Study Design: A retrospective case review.
Setting: Otorhinolaryngology Department, Trakya University Faculty of Medicine, Edirne, Turkey.
Patients: 39 patients with one or more of the following diseases: cholesteatoma, granulating otitis media, diffuse tympanosclerosis, adhesive otitis media and chronic tubagen (simple) otitis media with total or subtotal perforation.
Interventions: We performed cartilage palisade tympanoplasty in 40 ears of 39 patients between July 2001 and December 2003. Thirty-six ears of 35 patients aged 7-57 years were re-evaluated on an average of 12 months postoperatively (range: 3-31 months). The primary preoperative diagnosis was cholesteatoma in 21 ears (58%), granular otitis media in two ears (6%), diffuse tympanosclerosis in 8 ears (22%), adhesive otitis media in four ears (11%) and simple chronic otitis media with total perforation in one ear (3%).

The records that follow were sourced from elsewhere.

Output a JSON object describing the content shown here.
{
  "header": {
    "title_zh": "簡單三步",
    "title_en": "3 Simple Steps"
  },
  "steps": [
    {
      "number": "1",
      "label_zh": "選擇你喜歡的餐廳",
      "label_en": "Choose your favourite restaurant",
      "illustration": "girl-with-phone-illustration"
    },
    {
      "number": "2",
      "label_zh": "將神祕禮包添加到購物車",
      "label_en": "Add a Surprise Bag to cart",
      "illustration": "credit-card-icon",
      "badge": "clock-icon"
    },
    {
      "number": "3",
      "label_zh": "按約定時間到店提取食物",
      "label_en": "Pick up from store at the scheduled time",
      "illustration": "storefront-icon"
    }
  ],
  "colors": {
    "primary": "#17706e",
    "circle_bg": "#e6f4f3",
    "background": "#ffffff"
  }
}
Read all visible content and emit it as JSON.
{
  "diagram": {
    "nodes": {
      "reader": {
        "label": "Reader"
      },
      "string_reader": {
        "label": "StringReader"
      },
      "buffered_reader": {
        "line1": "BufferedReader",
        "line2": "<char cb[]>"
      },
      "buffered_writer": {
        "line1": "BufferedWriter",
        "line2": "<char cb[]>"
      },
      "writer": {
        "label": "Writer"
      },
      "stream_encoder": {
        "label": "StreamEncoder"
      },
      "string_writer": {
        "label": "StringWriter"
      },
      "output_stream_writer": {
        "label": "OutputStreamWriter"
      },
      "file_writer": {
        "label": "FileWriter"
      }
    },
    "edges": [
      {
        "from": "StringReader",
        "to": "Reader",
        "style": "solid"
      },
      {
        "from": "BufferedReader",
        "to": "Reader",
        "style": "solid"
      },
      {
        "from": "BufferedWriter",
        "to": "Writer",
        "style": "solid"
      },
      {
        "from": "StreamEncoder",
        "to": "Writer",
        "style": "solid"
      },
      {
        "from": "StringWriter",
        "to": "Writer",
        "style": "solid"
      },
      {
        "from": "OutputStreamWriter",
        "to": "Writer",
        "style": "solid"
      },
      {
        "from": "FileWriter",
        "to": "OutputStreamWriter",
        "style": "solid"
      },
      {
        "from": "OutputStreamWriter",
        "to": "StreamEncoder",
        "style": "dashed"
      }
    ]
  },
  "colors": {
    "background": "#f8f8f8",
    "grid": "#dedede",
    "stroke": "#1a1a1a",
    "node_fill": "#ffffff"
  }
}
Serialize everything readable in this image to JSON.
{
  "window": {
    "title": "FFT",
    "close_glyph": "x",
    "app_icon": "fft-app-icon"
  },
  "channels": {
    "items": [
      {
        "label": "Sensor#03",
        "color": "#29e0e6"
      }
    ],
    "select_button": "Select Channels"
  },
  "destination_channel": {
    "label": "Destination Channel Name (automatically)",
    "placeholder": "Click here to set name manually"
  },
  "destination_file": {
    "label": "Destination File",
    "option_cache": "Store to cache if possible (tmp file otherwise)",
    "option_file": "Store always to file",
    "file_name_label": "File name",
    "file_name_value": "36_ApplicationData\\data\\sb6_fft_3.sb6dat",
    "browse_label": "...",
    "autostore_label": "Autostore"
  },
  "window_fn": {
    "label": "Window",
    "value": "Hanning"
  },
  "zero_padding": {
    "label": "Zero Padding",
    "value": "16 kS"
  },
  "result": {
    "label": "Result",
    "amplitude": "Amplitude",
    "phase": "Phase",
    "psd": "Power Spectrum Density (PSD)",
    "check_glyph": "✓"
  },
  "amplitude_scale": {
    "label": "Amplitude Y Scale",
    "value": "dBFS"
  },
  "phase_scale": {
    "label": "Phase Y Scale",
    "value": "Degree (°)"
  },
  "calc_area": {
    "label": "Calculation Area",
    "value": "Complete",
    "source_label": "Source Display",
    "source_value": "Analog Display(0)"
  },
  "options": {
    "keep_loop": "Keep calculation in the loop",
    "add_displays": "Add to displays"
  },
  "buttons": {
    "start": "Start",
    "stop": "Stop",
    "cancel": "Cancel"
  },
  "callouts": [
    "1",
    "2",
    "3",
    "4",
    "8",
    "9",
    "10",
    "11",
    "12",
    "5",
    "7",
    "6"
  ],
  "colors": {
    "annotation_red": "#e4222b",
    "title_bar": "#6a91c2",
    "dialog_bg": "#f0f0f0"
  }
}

Main Outcome Measures: Postoperative oto-microscopy, pure-tone audiometry (at 250-500-1000-2000-3000-4000-8000 Hz) and speech audiometry.
Results: At the final examination, 5 small perforations and two retractions were seen in contrast to 31 perforations and at least 5 retractions and adhesiveness preoperatively. There was no cholesteatoma recurrence and purulent discharge at the final re-evaluation. The postoperative hearing results were better than the preoperative ones. Preoperative and postoperative mean hearing values were; pure tone average: 48 dB and 35 dB (p=0.0001), and air-bone gap: 31dB and 20 dB (p=0.0001), respectively. Air-bone gap closure within 20 dB or better is achieved in 56% of the ears postoperatively in contrast to 19% preoperatively.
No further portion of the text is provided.